For once, I didn’t have a comeback. I felt my face heat up with a blush. “Shut up, Anthony. Just shut up.”
“Look at your face. I don’t even have the power to read minds, but it is a guy!” Anthony laughed and laughed. “And you didn’t even shower this morning. You stink, sister, like sweaty feet and stale Cheetos. Aren’t those yesterday’s clothes? With Cheetos mashed into them?”
“Are they?” Mom asked me, her eyebrow cocked in disapproval.
“Yes. I was studying late and fell asleep with a bag of Cheetos. I’ll take a shower and change clothes after gym class in first period.” Shame washed over me, and I felt like I was going to cry. But I didn’t want Anthony to win this round, so I held back my tears. I thought of the dragon quill in my backpack. “He’s not a fantasy, Anthony. He’s real. You’ll see!”
Mom said, “Stop it, you two. We don’t have time for this teasing nonsense every morning. I’ve had it. Get your schoolbooks together. The minivan leaves in ten. I’m not kidding. This breakfast is officially over.”
As I ran to my room to gather up my books and homework and throw fresh clothes into my backpack for after gym class, I realized something pretty weird: I didn’t know my dream dragon’s name.
Chapter 2
SAMANTHA MOON, VAMPIRE FOR HIRE
It was later that day when I put the finishing touches on an invoice and emailed it to my client, trusting that the final half of my fee would be paid later today by PayPal.

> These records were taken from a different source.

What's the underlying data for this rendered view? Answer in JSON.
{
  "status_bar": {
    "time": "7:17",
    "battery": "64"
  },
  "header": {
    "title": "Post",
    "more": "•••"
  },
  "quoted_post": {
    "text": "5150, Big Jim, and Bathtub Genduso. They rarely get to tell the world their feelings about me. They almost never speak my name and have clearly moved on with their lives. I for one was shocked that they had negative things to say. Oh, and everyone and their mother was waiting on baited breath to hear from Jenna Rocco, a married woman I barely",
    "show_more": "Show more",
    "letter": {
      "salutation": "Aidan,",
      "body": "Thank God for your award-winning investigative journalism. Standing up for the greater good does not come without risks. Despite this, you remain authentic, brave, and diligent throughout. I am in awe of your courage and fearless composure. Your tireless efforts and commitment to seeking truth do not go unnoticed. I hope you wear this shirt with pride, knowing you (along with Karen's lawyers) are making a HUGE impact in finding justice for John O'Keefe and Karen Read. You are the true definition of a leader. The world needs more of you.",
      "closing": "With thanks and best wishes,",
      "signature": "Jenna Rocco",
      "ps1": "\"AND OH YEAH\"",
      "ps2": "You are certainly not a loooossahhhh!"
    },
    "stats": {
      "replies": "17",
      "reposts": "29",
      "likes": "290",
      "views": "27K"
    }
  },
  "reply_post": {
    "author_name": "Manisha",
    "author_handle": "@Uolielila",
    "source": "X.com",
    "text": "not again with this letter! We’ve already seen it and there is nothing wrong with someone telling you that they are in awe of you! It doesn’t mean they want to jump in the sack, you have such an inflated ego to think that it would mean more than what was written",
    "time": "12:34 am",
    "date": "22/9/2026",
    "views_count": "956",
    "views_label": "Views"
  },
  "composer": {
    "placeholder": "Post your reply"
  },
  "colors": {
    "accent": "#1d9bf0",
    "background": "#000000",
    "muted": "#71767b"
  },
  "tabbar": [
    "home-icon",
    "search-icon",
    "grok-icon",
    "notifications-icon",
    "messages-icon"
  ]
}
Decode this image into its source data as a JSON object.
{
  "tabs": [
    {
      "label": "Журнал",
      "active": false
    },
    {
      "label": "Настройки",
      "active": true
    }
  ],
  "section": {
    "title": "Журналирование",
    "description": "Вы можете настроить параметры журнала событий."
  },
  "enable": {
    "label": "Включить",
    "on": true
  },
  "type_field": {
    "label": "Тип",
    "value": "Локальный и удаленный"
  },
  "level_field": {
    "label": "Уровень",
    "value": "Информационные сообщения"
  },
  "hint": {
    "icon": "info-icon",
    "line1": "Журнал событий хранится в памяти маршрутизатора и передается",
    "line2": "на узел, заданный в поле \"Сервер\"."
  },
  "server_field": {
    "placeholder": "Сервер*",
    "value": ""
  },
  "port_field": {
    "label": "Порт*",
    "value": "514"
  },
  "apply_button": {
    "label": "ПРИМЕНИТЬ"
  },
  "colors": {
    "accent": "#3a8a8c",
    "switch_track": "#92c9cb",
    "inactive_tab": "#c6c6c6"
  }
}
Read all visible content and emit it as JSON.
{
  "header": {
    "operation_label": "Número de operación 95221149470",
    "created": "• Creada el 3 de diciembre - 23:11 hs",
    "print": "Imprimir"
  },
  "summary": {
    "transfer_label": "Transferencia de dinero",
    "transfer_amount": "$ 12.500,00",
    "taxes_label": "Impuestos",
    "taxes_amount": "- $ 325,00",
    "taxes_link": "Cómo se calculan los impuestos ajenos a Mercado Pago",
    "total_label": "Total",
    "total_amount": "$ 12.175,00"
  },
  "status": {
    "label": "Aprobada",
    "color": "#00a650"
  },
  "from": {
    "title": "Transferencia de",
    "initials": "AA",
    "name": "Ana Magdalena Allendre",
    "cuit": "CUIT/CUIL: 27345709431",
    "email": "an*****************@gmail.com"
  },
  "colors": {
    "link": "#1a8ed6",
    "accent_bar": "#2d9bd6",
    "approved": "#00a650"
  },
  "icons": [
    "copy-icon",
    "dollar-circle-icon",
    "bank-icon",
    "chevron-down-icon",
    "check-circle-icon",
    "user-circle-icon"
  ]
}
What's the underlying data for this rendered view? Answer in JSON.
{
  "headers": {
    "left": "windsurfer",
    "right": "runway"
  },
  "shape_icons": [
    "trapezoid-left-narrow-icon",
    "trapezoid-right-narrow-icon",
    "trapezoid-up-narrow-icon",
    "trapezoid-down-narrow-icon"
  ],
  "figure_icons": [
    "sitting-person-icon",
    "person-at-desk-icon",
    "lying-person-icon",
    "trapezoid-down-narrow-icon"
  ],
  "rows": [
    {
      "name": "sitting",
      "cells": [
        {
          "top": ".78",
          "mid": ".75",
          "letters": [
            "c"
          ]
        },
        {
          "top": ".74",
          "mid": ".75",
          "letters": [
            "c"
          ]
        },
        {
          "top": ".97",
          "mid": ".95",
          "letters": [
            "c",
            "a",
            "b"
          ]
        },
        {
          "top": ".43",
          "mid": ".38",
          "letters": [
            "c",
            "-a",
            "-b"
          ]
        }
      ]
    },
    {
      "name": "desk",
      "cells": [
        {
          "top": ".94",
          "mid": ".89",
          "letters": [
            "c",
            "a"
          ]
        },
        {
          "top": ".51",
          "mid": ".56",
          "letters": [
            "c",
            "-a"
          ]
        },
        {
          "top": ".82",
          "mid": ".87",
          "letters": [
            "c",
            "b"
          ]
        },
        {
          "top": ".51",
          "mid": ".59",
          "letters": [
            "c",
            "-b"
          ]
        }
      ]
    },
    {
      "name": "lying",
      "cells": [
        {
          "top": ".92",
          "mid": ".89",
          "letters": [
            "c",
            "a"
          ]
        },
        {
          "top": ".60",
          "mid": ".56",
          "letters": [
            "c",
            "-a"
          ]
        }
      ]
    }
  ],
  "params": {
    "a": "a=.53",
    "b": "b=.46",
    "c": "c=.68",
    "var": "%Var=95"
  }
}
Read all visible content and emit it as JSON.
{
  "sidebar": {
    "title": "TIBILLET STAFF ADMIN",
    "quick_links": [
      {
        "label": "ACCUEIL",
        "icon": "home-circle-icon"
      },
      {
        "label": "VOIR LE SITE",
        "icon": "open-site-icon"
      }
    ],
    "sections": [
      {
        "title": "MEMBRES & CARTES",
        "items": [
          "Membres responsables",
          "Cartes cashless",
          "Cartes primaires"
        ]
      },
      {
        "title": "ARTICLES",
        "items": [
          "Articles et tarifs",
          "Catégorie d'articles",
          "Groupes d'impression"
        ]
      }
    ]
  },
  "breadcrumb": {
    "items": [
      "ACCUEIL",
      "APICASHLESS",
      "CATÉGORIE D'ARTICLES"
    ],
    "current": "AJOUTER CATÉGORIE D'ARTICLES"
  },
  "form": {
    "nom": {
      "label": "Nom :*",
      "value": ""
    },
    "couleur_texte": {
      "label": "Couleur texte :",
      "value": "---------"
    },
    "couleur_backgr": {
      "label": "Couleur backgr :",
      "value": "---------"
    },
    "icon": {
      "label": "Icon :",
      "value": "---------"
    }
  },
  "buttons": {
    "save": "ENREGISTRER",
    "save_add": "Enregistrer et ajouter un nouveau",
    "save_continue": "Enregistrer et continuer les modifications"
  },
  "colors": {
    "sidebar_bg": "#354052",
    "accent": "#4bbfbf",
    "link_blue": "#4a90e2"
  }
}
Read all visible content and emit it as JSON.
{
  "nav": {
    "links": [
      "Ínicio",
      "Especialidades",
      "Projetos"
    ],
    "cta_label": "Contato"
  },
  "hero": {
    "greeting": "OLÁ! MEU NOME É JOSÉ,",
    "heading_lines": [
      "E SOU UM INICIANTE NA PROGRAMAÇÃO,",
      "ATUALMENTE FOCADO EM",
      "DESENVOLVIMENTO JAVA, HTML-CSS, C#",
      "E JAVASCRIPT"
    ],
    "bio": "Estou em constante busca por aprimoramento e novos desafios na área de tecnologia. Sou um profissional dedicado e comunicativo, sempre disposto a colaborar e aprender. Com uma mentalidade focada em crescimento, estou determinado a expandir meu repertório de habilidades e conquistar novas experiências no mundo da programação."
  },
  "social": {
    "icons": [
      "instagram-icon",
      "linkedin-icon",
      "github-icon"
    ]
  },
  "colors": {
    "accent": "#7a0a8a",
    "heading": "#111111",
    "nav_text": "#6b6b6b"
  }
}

Yay, another mortgage payment earned.
Although surveilling cheating spouses and getting the evidence on them was a bit boring, there was a steady supply of those sorts of private investigation jobs and they weren’t difficult for a vampire who could fly. This niche market was slowly becoming my bread and butter. And as much as I had once mocked my now-dead husband Danny for his ambulance-chaser law practice, I was now also semi-dependent on the dregs of humanity to secure my financial future. Though the routine of cheating-spouse chasing almost had me wishing for a murder case. Almost.